This leaves Adobe in a somewhat awkward position. Firstly, it casts ActionScript back to being a proprietary language. Secondly, it means they have released an extremely valuable chunk of intellectual property (in the form of the Tamarin ES4 execution engine), without gaining the expected benefits for the Flash platform.
So why did this happen? When I heard the news, I analysed it in light of who has the most to gain, and in context of previous discussions / information I’ve read. I guessed that the most likely reason that ES4 was dropped, was due to Microsoft. They would have to either write a new execution to support ES4 (which costs money), or swallow their “not built here” pride to use Tamarin. By crushing the standard they would avoid having to do either of these and take a stab at their rival Adobe by pulling the carpet out from under AS3’s standard compliance. Being that they control 80% of the browser market, they are also one of the few groups that could unilaterally block adoption of the standard (having a standard that’s only supported by 20% of browsers isn’t very useful).
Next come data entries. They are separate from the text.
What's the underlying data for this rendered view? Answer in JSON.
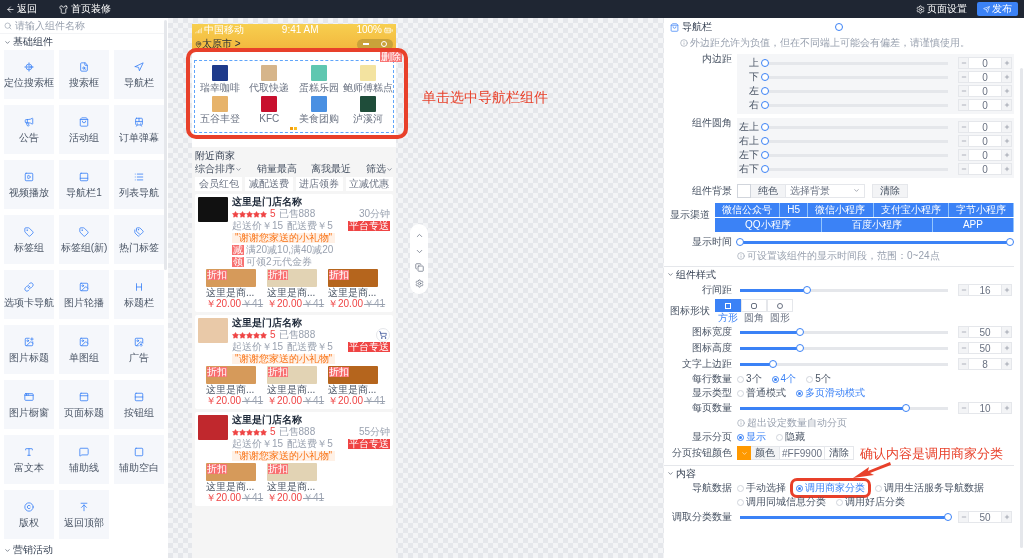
{
  "topbar": {
    "back": "返回",
    "title": "首页装修",
    "settings": "页面设置",
    "publish": "发布"
  },
  "library": {
    "search_placeholder": "请输入组件名称",
    "sections": [
      {
        "title": "基础组件",
        "items": [
          {
            "label": "定位搜索框"
          },
          {
            "label": "搜索框"
          },
          {
            "label": "导航栏"
          },
          {
            "label": "公告"
          },
          {
            "label": "活动组"
          },
          {
            "label": "订单弹幕"
          },
          {
            "label": "视频播放"
          },
          {
            "label": "导航栏1"
          },
          {
            "label": "列表导航"
          },
          {
            "label": "标签组"
          },
          {
            "label": "标签组(新)"
          },
          {
            "label": "热门标签"
          },
          {
            "label": "选项卡导航"
          },
          {
            "label": "图片轮播"
          },
          {
            "label": "标题栏"
          },
          {
            "label": "图片标题"
          },
          {
            "label": "单图组"
          },
          {
            "label": "广告"
          },
          {
            "label": "图片橱窗"
          },
          {
            "label": "页面标题"
          },
          {
            "label": "按钮组"
          },
          {
            "label": "富文本"
          },
          {
            "label": "辅助线"
          },
          {
            "label": "辅助空白"
          },
          {
            "label": "版权"
          },
          {
            "label": "返回顶部"
          }
        ]
      },
      {
        "title": "营销活动"
      }
    ]
  },
  "phone": {
    "status": {
      "carrier": "中国移动",
      "time": "9:41 AM",
      "battery": "100%"
    },
    "location": "太原市 >",
    "delete": "删除",
    "nav_items": [
      {
        "label": "瑞幸咖啡"
      },
      {
        "label": "代取快递"
      },
      {
        "label": "蛋糕乐园"
      },
      {
        "label": "鲍师傅糕点"
      },
      {
        "label": "五谷丰登"
      },
      {
        "label": "KFC"
      },
      {
        "label": "美食团购"
      },
      {
        "label": "泸溪河"
      }
    ],
    "nearby": {
      "title": "附近商家",
      "sorts": [
        {
          "label": "综合排序",
          "dropdown": true
        },
        {
          "label": "销量最高",
          "dropdown": false
        },
        {
          "label": "离我最近",
          "dropdown": false
        },
        {
          "label": "筛选",
          "dropdown": true
        }
      ],
      "chips": [
        "会员红包",
        "减配送费",
        "进店领券",
        "立减优惠"
      ],
      "stores": [
        {
          "name": "这里是门店名称",
          "stars": 5,
          "rating": "5",
          "sold": "已售888",
          "time": "30分钟",
          "min_order": "起送价￥15",
          "fee": "配送费￥5",
          "badge": "平台专送",
          "note": "\"谢谢您家送的小礼物\"",
          "promos": [
            {
              "tag": "减",
              "text": "满20减10,满40减20"
            },
            {
              "tag": "领",
              "text": "可领2元代金券"
            }
          ],
          "cart": false,
          "products": [
            {
              "tag": "折扣",
              "name": "这里是商...",
              "price": "￥20.00",
              "original": "￥41"
            },
            {
              "tag": "折扣",
              "name": "这里是商...",
              "price": "￥20.00",
              "original": "￥41"
            },
            {
              "tag": "折扣",
              "name": "这里是商...",
              "price": "￥20.00",
              "original": "￥41"
            }
          ]
        },
        {
          "name": "这里是门店名称",
          "stars": 5,
          "rating": "5",
          "sold": "已售888",
          "min_order": "起送价￥15",
          "fee": "配送费￥5",
          "badge": "平台专送",
          "note": "\"谢谢您家送的小礼物\"",
          "cart": true,
          "products": [
            {
              "tag": "折扣",
              "name": "这里是商...",
              "price": "￥20.00",
              "original": "￥41"
            },
            {
              "tag": "折扣",
              "name": "这里是商...",
              "price": "￥20.00",
              "original": "￥41"
            },
            {
              "tag": "折扣",
              "name": "这里是商...",
              "price": "￥20.00",
              "original": "￥41"
            }
          ]
        },
        {
          "name": "这里是门店名称",
          "stars": 5,
          "rating": "5",
          "sold": "已售888",
          "time": "55分钟",
          "min_order": "起送价￥15",
          "fee": "配送费￥5",
          "badge": "平台专送",
          "note": "\"谢谢您家送的小礼物\"",
          "cart": false,
          "products": [
            {
              "tag": "折扣",
              "name": "这里是商...",
              "price": "￥20.00",
              "original": "￥41"
            },
            {
              "tag": "折扣",
              "name": "这里是商...",
              "price": "￥20.00",
              "original": "￥41"
            }
          ]
        }
      ]
    }
  },
  "annotations": [
    {
      "text": "单击选中导航栏组件"
    },
    {
      "text": "确认内容是调用商家分类"
    }
  ],
  "panel": {
    "title": "导航栏",
    "blocks": [
      {
        "kind": "note",
        "text": "外边距允许为负值，但在不同端上可能会有偏差，请谨慎使用。"
      },
      {
        "kind": "group",
        "label": "内边距",
        "rows": [
          {
            "label": "上",
            "level": 0,
            "value": "0"
          },
          {
            "label": "下",
            "level": 0,
            "value": "0"
          },
          {
            "label": "左",
            "level": 0,
            "value": "0"
          },
          {
            "label": "右",
            "level": 0,
            "value": "0"
          }
        ]
      },
      {
        "kind": "group",
        "label": "组件圆角",
        "rows": [
          {
            "label": "左上",
            "level": 0,
            "value": "0"
          },
          {
            "label": "右上",
            "level": 0,
            "value": "0"
          },
          {
            "label": "左下",
            "level": 0,
            "value": "0"
          },
          {
            "label": "右下",
            "level": 0,
            "value": "0"
          }
        ]
      },
      {
        "kind": "background",
        "label": "组件背景",
        "mode": "纯色",
        "placeholder": "选择背景",
        "clear": "清除"
      },
      {
        "kind": "segments",
        "label": "显示渠道",
        "options": [
          {
            "label": "微信公众号",
            "selected": true
          },
          {
            "label": "H5",
            "selected": true
          },
          {
            "label": "微信小程序",
            "selected": true
          },
          {
            "label": "支付宝小程序",
            "selected": true
          },
          {
            "label": "字节小程序",
            "selected": true
          },
          {
            "label": "QQ小程序",
            "selected": true
          },
          {
            "label": "百度小程序",
            "selected": true
          },
          {
            "label": "APP",
            "selected": true
          }
        ]
      },
      {
        "kind": "range",
        "label": "显示时间",
        "level": 1
      },
      {
        "kind": "note",
        "text": "可设置该组件的显示时间段，范围：0~24点"
      },
      {
        "kind": "section",
        "title": "组件样式"
      },
      {
        "kind": "slider",
        "label": "行间距",
        "level": 0.32,
        "value": "16"
      },
      {
        "kind": "shape",
        "label": "图标形状",
        "options": [
          {
            "label": "方形",
            "selected": true
          },
          {
            "label": "圆角",
            "selected": false
          },
          {
            "label": "圆形",
            "selected": false
          }
        ]
      },
      {
        "kind": "slider",
        "label": "图标宽度",
        "level": 0.29,
        "value": "50"
      },
      {
        "kind": "slider",
        "label": "图标高度",
        "level": 0.29,
        "value": "50"
      },
      {
        "kind": "slider",
        "label": "文字上边距",
        "level": 0.16,
        "value": "8"
      },
      {
        "kind": "radio",
        "label": "每行数量",
        "options": [
          {
            "label": "3个",
            "selected": false
          },
          {
            "label": "4个",
            "selected": true
          },
          {
            "label": "5个",
            "selected": false
          }
        ]
      },
      {
        "kind": "radio",
        "label": "显示类型",
        "options": [
          {
            "label": "普通模式",
            "selected": false
          },
          {
            "label": "多页滑动模式",
            "selected": true
          }
        ]
      },
      {
        "kind": "slider",
        "label": "每页数量",
        "level": 0.8,
        "value": "10"
      },
      {
        "kind": "note",
        "text": "超出设定数量自动分页"
      },
      {
        "kind": "radio",
        "label": "显示分页",
        "options": [
          {
            "label": "显示",
            "selected": true
          },
          {
            "label": "隐藏",
            "selected": false
          }
        ]
      },
      {
        "kind": "color",
        "label": "分页按钮颜色",
        "color": "#ff9900",
        "mode": "颜色",
        "value": "#FF9900",
        "clear": "清除"
      },
      {
        "kind": "section",
        "title": "内容"
      },
      {
        "kind": "radio",
        "label": "导航数据",
        "highlight": true,
        "options": [
          {
            "label": "手动选择",
            "selected": false
          },
          {
            "label": "调用商家分类",
            "selected": true
          },
          {
            "label": "调用生活服务导航数据",
            "selected": false
          },
          {
            "label": "调用同城信息分类",
            "selected": false
          },
          {
            "label": "调用好店分类",
            "selected": false
          }
        ]
      },
      {
        "kind": "slider",
        "label": "调取分类数量",
        "level": 1,
        "value": "50"
      }
    ]
  }
}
So to me, it looks like a power play by Microsoft. And it seems that I’m not the only one – Hank Williams over at whydoeseverythingsuck.com has written an article mirroring my thoughts almost exactly.
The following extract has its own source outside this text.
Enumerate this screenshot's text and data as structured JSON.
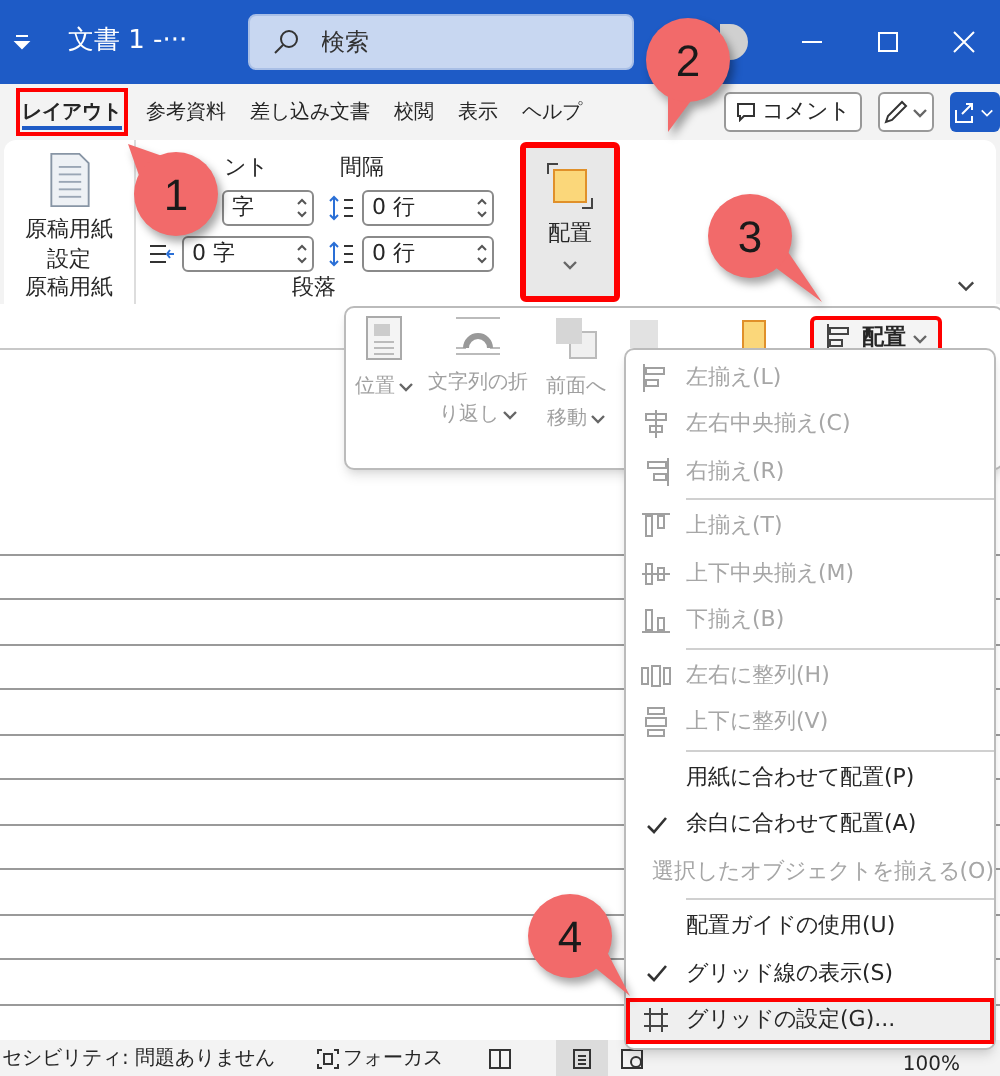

These situations are frustrating for developers (well, for almost everyone, I imagine). Standards bodies are so hampered by politics and corporate interests, but of course they are the lesser of two evils (no one wants to return to the wild west of HTML coding). Almost makes you glad that the Flash player is a proprietary product, eh?
UPDATE: Adobe has just made their public response here. Quite candid, and definitely seems to follow the lines of my speculation with mentions of “a morass of bickering, infighting, and sometimes, out and out name calling”.